From the classroom to the workforce

Ball now works at Tyson Foods in Clarksville, where she performs maintenance on various machines throughout the facility. She has an area that she oversees.  In addition to conveyors that move product around, she works on air compressors that supply fresh air into the plant. She began her career after a brief stint as a machinist at Con Agra, and started at Tyson—while seven months pregnant—and ready to learn about new technology.

“Nothing can prepare you for what the real world is like, but the IMMT classes were close to it,” she said. “The classes prepared me on the electronics, hydraulics, and motor parts of my job.”

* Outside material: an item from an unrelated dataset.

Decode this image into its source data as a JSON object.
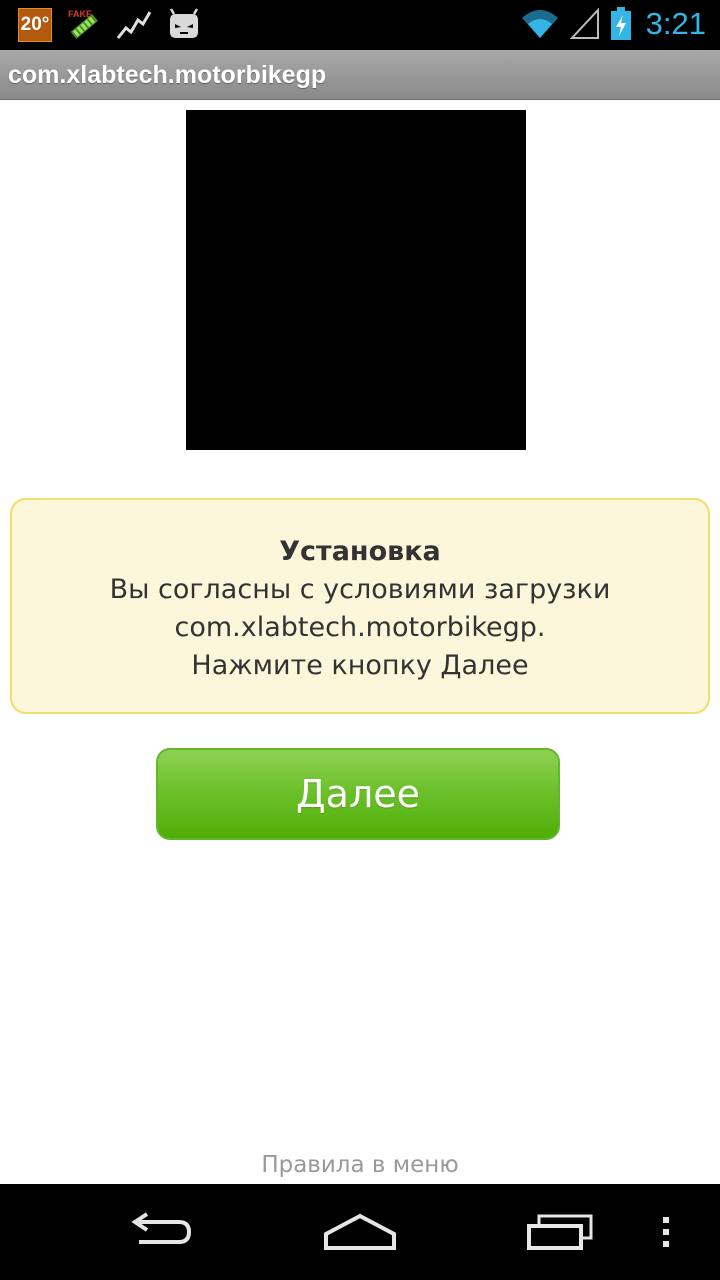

She works during evening shifts. On a typical day, she conducts maintenance on the air compressors, a critical element to running the plant, as the production lines run off air. Air lines run through the facility, including the air that moves conveyor belts.

She goes about her job with contagious joy and gratitude to Tyson for training her on new equipment. It’s a field still dominated by men, she said, but she believes that it’s an area where anyone can do it if they work hard and have the interest.

“I was the only female IMMT student, but it never bothered me,” she said. “But women should go into this to be passionate. If women have a drive to fix things, play an important role at a plant, and want to alter machines to be a certain way, this is a great career.”

Ultimately, she finds purpose in her work. “When the line is running, sometimes things go down. I fix it, and people are grateful for that,” she said. “It’s anything but a thankless job.”